Der ukrainisch-amerikanische Dichter Ilya Kaminsky

PlayDichter Ilya Kaminsky
"Wir lebten glücklich während des Krieges"  | Video verfügbar bis 22.05.2023 | Bild: Das Erste

Wann wurde ein Dichter zuletzt mit solchen Superlativen bedacht? 2019 kürte die BBC ihn zu einem von zwölf Künstlern, die die Welt verändert haben: Ilya Kaminsky, 1977 in Odessa geboren, 1993 mit seiner Familie in die USA emigriert. In seinem Epos "Republik der Taubheit", das nun auf deutsch erscheint, erzählt er in Gedichten davon, wie Gewalt – und Liebe – unsere Welt formt: Von einer Stadt, die von Besatzern okkupiert wird, und von ihren Bewohnern, die den Aufstand wagen, in dem sie sich buchstäblich taub stellen. Stille als Akt des Widerstands: Ilya Kaminskys Buch ist eine große Parabel – vor dem Hintergrund des russischen Angriffs auf die Ukraine wirkt sie geradezu prophetisch. Doch zugleich ist es eine höchst persönliche Auseinandersetzung mit der eigenen Biografie: Ilya Kaminsky ist schwerhörig, seit er mit 4 an Mumps erkrankte: "Für mich ist die Poesie eine Sprache der Bilder. Ich erzähle nicht, ich zeige."

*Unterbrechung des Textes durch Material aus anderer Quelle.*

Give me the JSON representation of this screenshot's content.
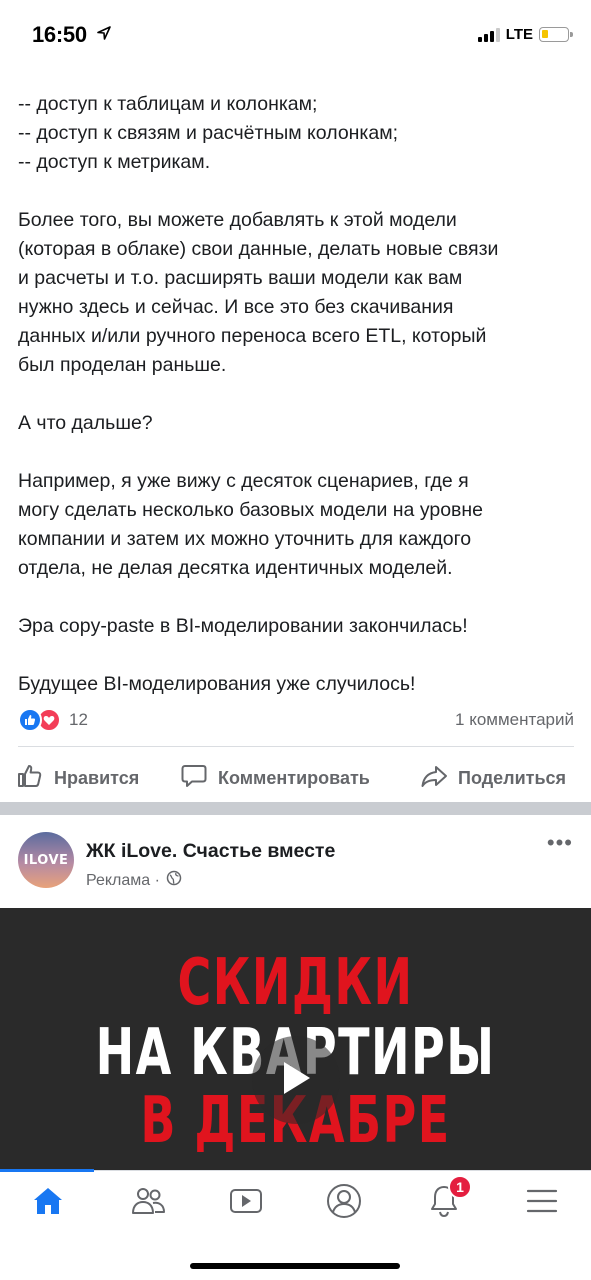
{
  "status_bar": {
    "time": "16:50",
    "network": "LTE",
    "icons": [
      "location-arrow-icon",
      "signal-icon",
      "battery-icon"
    ]
  },
  "post": {
    "paragraphs": [
      "-- доступ к таблицам и колонкам;\n-- доступ к связям и расчётным колонкам;\n-- доступ к метрикам.",
      "Более того, вы можете добавлять к этой модели\n(которая в облаке) свои данные, делать новые связи\nи расчеты и т.о. расширять ваши модели как вам\nнужно здесь и сейчас. И все это без скачивания\nданных и/или ручного переноса всего ETL, который\nбыл проделан раньше.",
      "А что дальше?",
      "Например, я уже вижу с десяток сценариев, где я\nмогу сделать несколько базовых модели на уровне\nкомпании и затем их можно уточнить для каждого\nотдела, не делая десятка идентичных моделей.",
      "Эра copy-paste в BI-моделировании закончилась!",
      "Будущее BI-моделирования уже случилось!"
    ],
    "reactions": {
      "count": "12",
      "comments": "1 комментарий",
      "icons": [
        "like-icon",
        "love-icon"
      ]
    },
    "actions": {
      "like": "Нравится",
      "comment": "Комментировать",
      "share": "Поделиться"
    }
  },
  "ad": {
    "avatar_text": "ILOVE",
    "title": "ЖК iLove. Счастье вместе",
    "sponsored": "Реклама ·",
    "media_lines": [
      "СКИДКИ",
      "НА КВАРТИРЫ",
      "В ДЕКАБРЕ"
    ],
    "colors": {
      "accent_red": "#e0141e",
      "media_bg": "#2a2a2a"
    }
  },
  "tab_bar": {
    "tabs": [
      "home-icon",
      "friends-icon",
      "watch-icon",
      "profile-icon",
      "notifications-icon",
      "menu-icon"
    ],
    "notification_badge": "1",
    "active_color": "#1877f2"
  }
}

Kaminsky beschreibt die Welt, wie sie ist

Schriftsteller Ilya Kaminsky
Schriftsteller Ilya Kaminsky | Bild: Das Erste

Es war einmal eine Stadt. Es war einmal ein Kind. Die Stadt wurde von Soldaten besetzt. Das Kind wurde erschossen. Der Horror des Krieges, beschrieben in einem Gedicht von Ilya Kaminsky: "Der Körper des Jungen liegt auf dem Asphalt wie eine Büroklammer", heißt es darin. Und dann, als müsse er sich korrigieren, als verbiete sich angesichts des Todes jede Metapher fährt er fort: "Der Körper des Jungen liegt auf dem Asphalt wie der Körper eines Jungen." Ilya Kaminsky beschreibt die Welt, wie sie ist. Und macht aus ihr dennoch Poesie. "Ich glaube nicht, dass es die Aufgabe eines Schriftstellers ist, furchtbare Geschehnisse schön aussehen zu lassen. Wenn die Welt zerbricht, zerbrechen auch die Worte. Dann hilft es nicht mehr, sie zart zu beschreiben. Ein Dichter liebt die Welt, ich halte mich für einen glücklichen Dichter. Aber was bleibt einem übrig, wenn alles zusammenbricht? Dann musst du ehrlich sein", sagt Ilya Kaminsky.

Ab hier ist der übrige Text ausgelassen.